Turning rags into riches

Updated 2017-06-22 09:30:44 China Daily
A woman buys secondhand clothes for distribution to homeless people in Kunming, Yunnan province. XIE RUI/CHINA DAILY

A woman buys secondhand clothes for distribution to homeless people in Kunming, Yunnan province. XIE RUI/CHINA DAILY

Experts are calling for greater recycling of unwanted clothing to prevent pollution and reduce the consumption of resources

Though Chen Yang enjoys sorting through cupboards to throw away outdated clothes to make room for recently purchased items, she always feels guilty.

"The clothes are in good condition, but I have no easy way to sell them or donate to charity, so I leave them on a bench in my community," said the 29-year-old publishing house employee in Beijing.

In May, Chen left two bags of clothes on the bench. The next morning the clothes had disappeared, and the trash cans near the bench were empty.

"I hope people in need took the clothes, instead throwing them in the trash," she said.

Her fears were well-founded, because there's a strong possibility that discarded clothing will end up as household garbage, rather than being reused or recycled.

Higher living standards and better wages mean many people have become accustomed to chasing fashion and can buy as many clothes as they want. The problem is that there are few ways of disposing of unwanted items.

A survey conducted by the Beijing Institute of Fashion Technology and the China National Garment Association in 2015 showed that 40 percent of the 1,573 respondents owned 10 to 30 unwanted items of clothing, and 63 percent stored them in closets.

Research unveiled at an event headed by the Ministry of Civil Affairs in 2014 showed that every year less than 14 percent of waste textiles-generated during clothing production-and unwanted clothing were recycled. Moreover, the volume of waste textiles and unused garments was estimated to have reached 20 million metric tons a year.

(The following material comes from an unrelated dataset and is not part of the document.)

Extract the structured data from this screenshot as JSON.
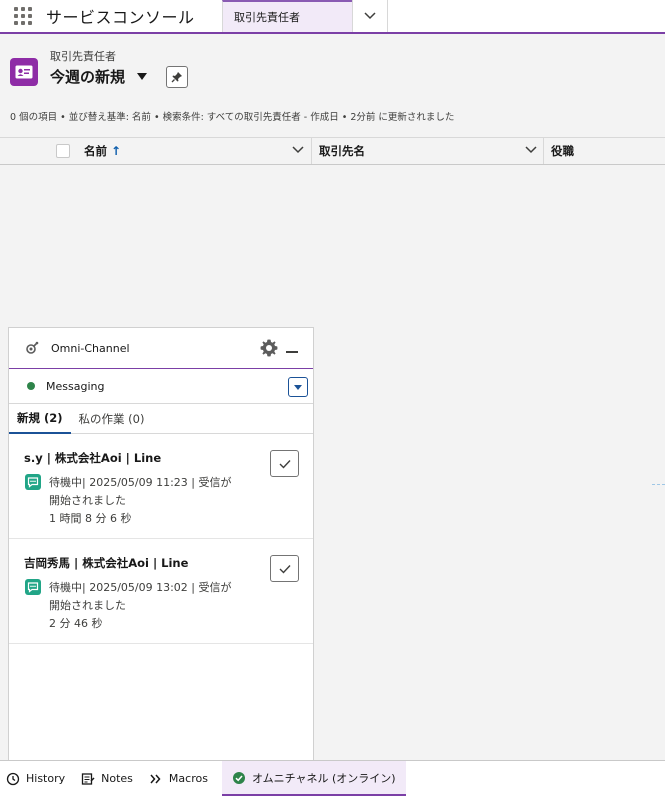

The recycling of waste textiles and used clothing could provide 12 million tons of synthetic fibers and 6 million tons of natural fibers, meaning fewer textiles would need to be produced. The resultant decline in production would be equivalent to a reduction in crude oil consumption of 24 million tons a year, according to the report.

Meanwhile, polymer-based synthetic fibers, which originate from refined materials, such as petrochemicals, could also be a source of fibers.

"We can convert the plastic used in small water bottles into fibers for T-shirts because they use the same chemical ingredients," said Du Junqi, a professor of synthetic fiber technology at the Beijing University of Chemical Technology.

That could be significant, because random disposal of unwanted clothing and waste textiles can pollute the environment.

"It takes 100 years for cotton or woolen clothes to decompose if they are buried in landfill sites, but it's even longer for textiles made from synthetic fibers," said Zhao Guoliang, a professor of natural fiber recycling technology at the Beijing Institute of Fashion Technology.

"The best way to utilize used clothing is to sell it to people in need."